On occasion it makes sense to take work home from the office; all career achievers do. During specific campaigns like the launch of a new business, product, or service; when you change jobs; or approaching a significant event, it makes sense to bone up and spend a few extra hours at work.

However, when you consistently work longer hours or take work home from the office you begin to forget what it's like to have a free week night or, eventually, a free weekend. In observing the working styles of some of the most successful people in America--multimillionaires, best-selling authors, high-powered corporate executives, association leaders, top-level government officials, educators--people from all walks of life, I've found that the most successful maintain a healthy balance between their work and home life.

Your key to reducing the time pressure you feel is in learning that you don't need to stay longer. Indeed, to reclaim your day, you cannot stay longer. Your quest is to accomplish what you seek to accomplish within the eight or nine hour workday.

Workdays--Like Careers and Lives--Are Finite

Suppose your workday is 8 a.m. to 5 p.m. with an hour for lunch--yielding a total of eight working hours. Study after study shows that most people are only working sixty percent of those eight hours. Even in this downsizing era, most people work a daily average of only four hours and forty-eight minutes on the tasks, responsibilities, and activities that they were hired to perform (Notable exceptions include the self-employed and the fanatically driven). Many factors inhibit your inclination to work a solid eight hours everyday:

1. Too many domestic tasks - it's too easy to think that if you spend a few minutes here and there, taking care of domestic tasks, you can stay on top of it all, save a little money and cruise into work in high gear.

2. Not getting enough sleep - you're probably not getting enough sleep, which leads to lack of efficiency and effectiveness.

3. Over-committing - widely available technology gives managers and businesses the opportunity to get more done--and to expect much more from their employees.

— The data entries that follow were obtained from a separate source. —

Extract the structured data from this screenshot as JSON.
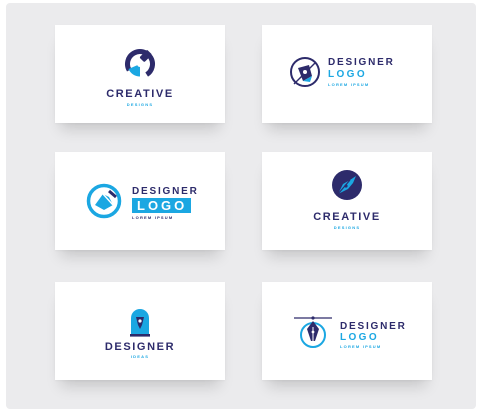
{
  "cards": [
    {
      "name": "creative-designs",
      "title": "CREATIVE",
      "subtitle": "DESIGNS"
    },
    {
      "name": "designer-logo-nib",
      "title": "DESIGNER",
      "word": "LOGO",
      "tagline": "LOREM IPSUM"
    },
    {
      "name": "designer-logo-circle",
      "title": "DESIGNER",
      "word": "LOGO",
      "tagline": "LOREM IPSUM"
    },
    {
      "name": "creative-designs-nib",
      "title": "CREATIVE",
      "subtitle": "DESIGNS"
    },
    {
      "name": "designer-ideas",
      "title": "DESIGNER",
      "subtitle": "IDEAS"
    },
    {
      "name": "designer-logo-pen",
      "title": "DESIGNER",
      "word": "LOGO",
      "tagline": "LOREM IPSUM"
    }
  ],
  "colors": {
    "navy": "#2d2b6b",
    "cyan": "#1ba7e2",
    "panel": "#ebebed"
  },
  "icons": [
    "pencil-circle-icon",
    "pen-nib-circle-icon",
    "arrow-circle-icon",
    "nib-circle-icon",
    "pen-nib-arch-icon",
    "pen-nib-line-icon"
  ]
}
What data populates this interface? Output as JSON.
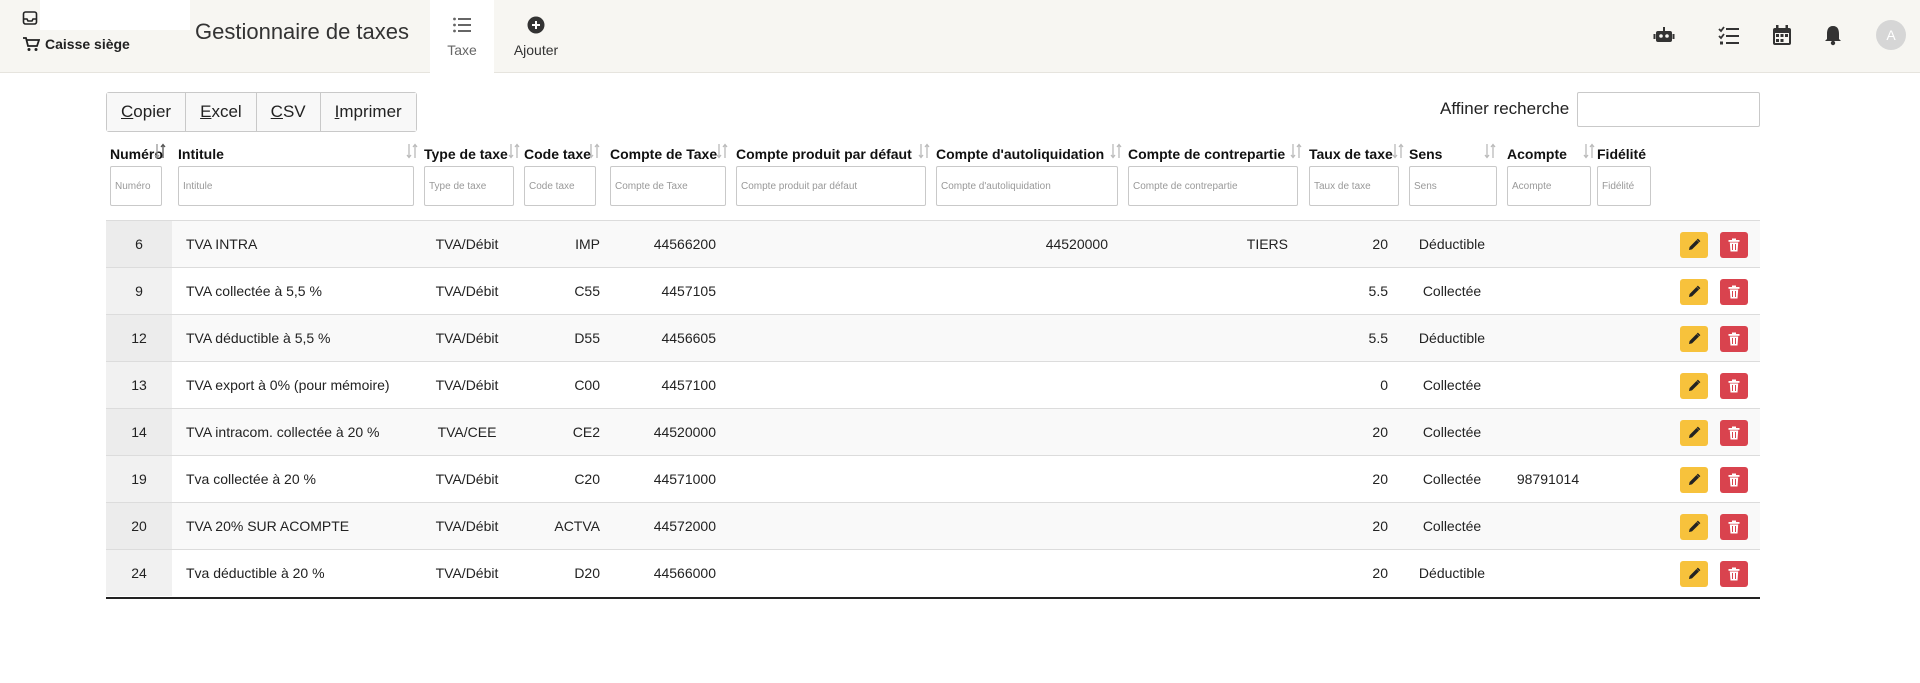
{
  "header": {
    "store_name": "Caisse siège",
    "app_title": "Gestionnaire de taxes",
    "tabs": [
      {
        "label": "Taxe"
      },
      {
        "label": "Ajouter"
      }
    ],
    "avatar_initial": "A"
  },
  "toolbar": {
    "buttons": [
      {
        "first": "C",
        "rest": "opier"
      },
      {
        "first": "E",
        "rest": "xcel"
      },
      {
        "first": "C",
        "rest": "SV"
      },
      {
        "first": "I",
        "rest": "mprimer"
      }
    ],
    "search_label": "Affiner recherche",
    "search_value": ""
  },
  "table": {
    "columns": [
      {
        "label": "Numéro",
        "placeholder": "Numéro"
      },
      {
        "label": "Intitule",
        "placeholder": "Intitule"
      },
      {
        "label": "Type de taxe",
        "placeholder": "Type de taxe"
      },
      {
        "label": "Code taxe",
        "placeholder": "Code taxe"
      },
      {
        "label": "Compte de Taxe",
        "placeholder": "Compte de Taxe"
      },
      {
        "label": "Compte produit par défaut",
        "placeholder": "Compte produit par défaut"
      },
      {
        "label": "Compte d'autoliquidation",
        "placeholder": "Compte d'autoliquidation"
      },
      {
        "label": "Compte de contrepartie",
        "placeholder": "Compte de contrepartie"
      },
      {
        "label": "Taux de taxe",
        "placeholder": "Taux de taxe"
      },
      {
        "label": "Sens",
        "placeholder": "Sens"
      },
      {
        "label": "Acompte",
        "placeholder": "Acompte"
      },
      {
        "label": "Fidélité",
        "placeholder": "Fidélité"
      }
    ],
    "rows": [
      {
        "num": "6",
        "intitule": "TVA INTRA",
        "type": "TVA/Débit",
        "code": "IMP",
        "compte": "44566200",
        "produit": "",
        "autoliq": "44520000",
        "contrepartie": "TIERS",
        "taux": "20",
        "sens": "Déductible",
        "acompte": "",
        "fidelite": ""
      },
      {
        "num": "9",
        "intitule": "TVA collectée à 5,5 %",
        "type": "TVA/Débit",
        "code": "C55",
        "compte": "4457105",
        "produit": "",
        "autoliq": "",
        "contrepartie": "",
        "taux": "5.5",
        "sens": "Collectée",
        "acompte": "",
        "fidelite": ""
      },
      {
        "num": "12",
        "intitule": "TVA déductible à 5,5 %",
        "type": "TVA/Débit",
        "code": "D55",
        "compte": "4456605",
        "produit": "",
        "autoliq": "",
        "contrepartie": "",
        "taux": "5.5",
        "sens": "Déductible",
        "acompte": "",
        "fidelite": ""
      },
      {
        "num": "13",
        "intitule": "TVA export à 0% (pour mémoire)",
        "type": "TVA/Débit",
        "code": "C00",
        "compte": "4457100",
        "produit": "",
        "autoliq": "",
        "contrepartie": "",
        "taux": "0",
        "sens": "Collectée",
        "acompte": "",
        "fidelite": ""
      },
      {
        "num": "14",
        "intitule": "TVA intracom. collectée à 20 %",
        "type": "TVA/CEE",
        "code": "CE2",
        "compte": "44520000",
        "produit": "",
        "autoliq": "",
        "contrepartie": "",
        "taux": "20",
        "sens": "Collectée",
        "acompte": "",
        "fidelite": ""
      },
      {
        "num": "19",
        "intitule": "Tva collectée à 20 %",
        "type": "TVA/Débit",
        "code": "C20",
        "compte": "44571000",
        "produit": "",
        "autoliq": "",
        "contrepartie": "",
        "taux": "20",
        "sens": "Collectée",
        "acompte": "98791014",
        "fidelite": ""
      },
      {
        "num": "20",
        "intitule": "TVA 20% SUR ACOMPTE",
        "type": "TVA/Débit",
        "code": "ACTVA",
        "compte": "44572000",
        "produit": "",
        "autoliq": "",
        "contrepartie": "",
        "taux": "20",
        "sens": "Collectée",
        "acompte": "",
        "fidelite": ""
      },
      {
        "num": "24",
        "intitule": "Tva déductible à 20 %",
        "type": "TVA/Débit",
        "code": "D20",
        "compte": "44566000",
        "produit": "",
        "autoliq": "",
        "contrepartie": "",
        "taux": "20",
        "sens": "Déductible",
        "acompte": "",
        "fidelite": ""
      }
    ]
  },
  "icons": {
    "inbox": "inbox-icon",
    "cart": "cart-icon",
    "list": "list-icon",
    "add": "plus-circle-icon",
    "robot": "robot-icon",
    "tasks": "checklist-icon",
    "calendar": "calendar-icon",
    "bell": "bell-icon",
    "edit": "pencil-icon",
    "delete": "trash-icon"
  },
  "colors": {
    "edit": "#f7c23c",
    "delete": "#d9434e",
    "topbar": "#f7f6f2"
  }
}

4. Not being sufficiently organized - a desk is not a filing cabinet, and window sills and the corners of your room are not permanent storage locations. You can rule an empire from a desk, if you know how to do it correctly.

5. Lacking effective tools - you can put new technology to work for you, and avoid being overwhelmed by what you acquire.

6. The norm in many offices is over-socializing. Some career professionals have certain rituals that have to occur before they can get to work, like sharpening three pencils, filling their coffee cups, making a personal call, or waiting until the clock on the wall is on the hour!

2,000 Hours a Year Is a Lot

Eight hour workdays, 250 days a year, yields a work year of 2,000 hours. Can you accomplish in 2,000 hours the tasks you were hired for? Yes!

Two thousand hours, 200 hours, eight hours, even one hour, is a great deal of time--if you have the mind-set, the quiet, and the tools.

Take away any of these crucial elements--coming to work exhausted, tackling projects without the necessary resources, getting interrupted, or being mentally unprepared to give your all--and one hour, eight hours, 200 hours, 2,000 hours, or more, won't be sufficient for you to do your work.